Музыка для кино — одна из козырных специальностей Беркли.
Неизвестно, сколько певцов и музыкантов выпустит школа, но если пройтись по Голливуду, половина студий звукозаписи для фильмов — выпускники нашей школы.
Хотя изначально я выбрал эту специальность, думая, что все равно, это оказалось попаданием в точку.
Помимо обязательных общеобразовательных предметов, таких как сольфеджио, гармония, дирижирование, аранжировка, главное отличие этой специальности в том, что на занятиях можно совершенно легально смотреть фильмы.
Хотя часто на середине просмотра изображение на слайде останавливалось, и преподаватель начинал обстоятельно анализировать саундтрек и звуковые эффекты, что меня почти сводило с ума.
Часто после окончания занятия фильм еще не заканчивался.
Ждать следующего занятия?
Я не мог ждать, я сам шел в видеопрокат, брал диск и досматривал.

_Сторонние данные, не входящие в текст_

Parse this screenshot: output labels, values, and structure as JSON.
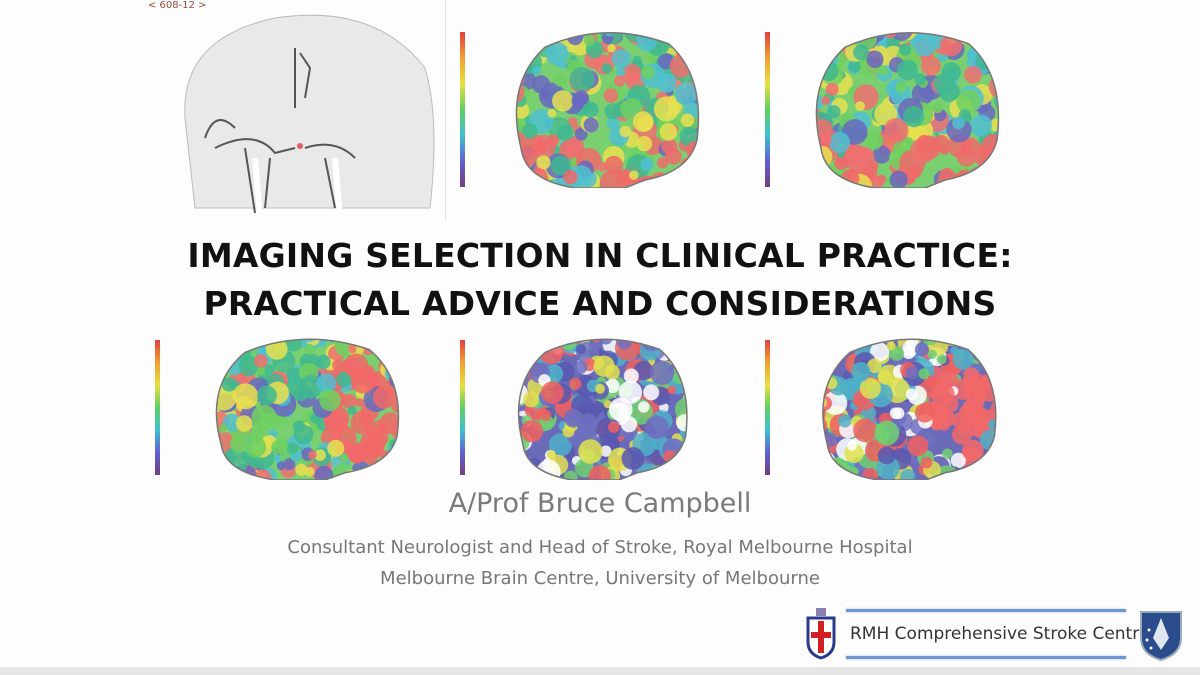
{
  "slide": {
    "image_label": "< 608-12 >",
    "title_line1": "IMAGING SELECTION IN CLINICAL PRACTICE:",
    "title_line2": "PRACTICAL ADVICE AND CONSIDERATIONS",
    "presenter": "A/Prof Bruce Campbell",
    "affiliation1": "Consultant Neurologist and Head of Stroke, Royal Melbourne Hospital",
    "affiliation2": "Melbourne Brain Centre, University of Melbourne",
    "footer_logo_text": "RMH Comprehensive Stroke Centre"
  },
  "images": [
    {
      "type": "angiogram"
    },
    {
      "type": "perfusion-map",
      "variant": "top-middle"
    },
    {
      "type": "perfusion-map",
      "variant": "top-right"
    },
    {
      "type": "perfusion-map",
      "variant": "bottom-left"
    },
    {
      "type": "perfusion-map",
      "variant": "bottom-middle"
    },
    {
      "type": "perfusion-map",
      "variant": "bottom-right"
    }
  ],
  "colors": {
    "accent_line": "#6f96d4",
    "title": "#111111",
    "subtitle": "#777777"
  }
}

Я как-то предложил Лао Ма расширить свой бизнес в этом направлении, но он сразу раскусил мою маленькую хитрость и безжалостно отказал.
Однако больше всего меня напрягало в этом курсе большое итоговое задание: обязательное требование ежемесячно ходить в кинотеатр смотреть хотя бы один фильм и писать по нему комплексный кинообзор.
Конечно, основной акцент оценки был на анализе музыки.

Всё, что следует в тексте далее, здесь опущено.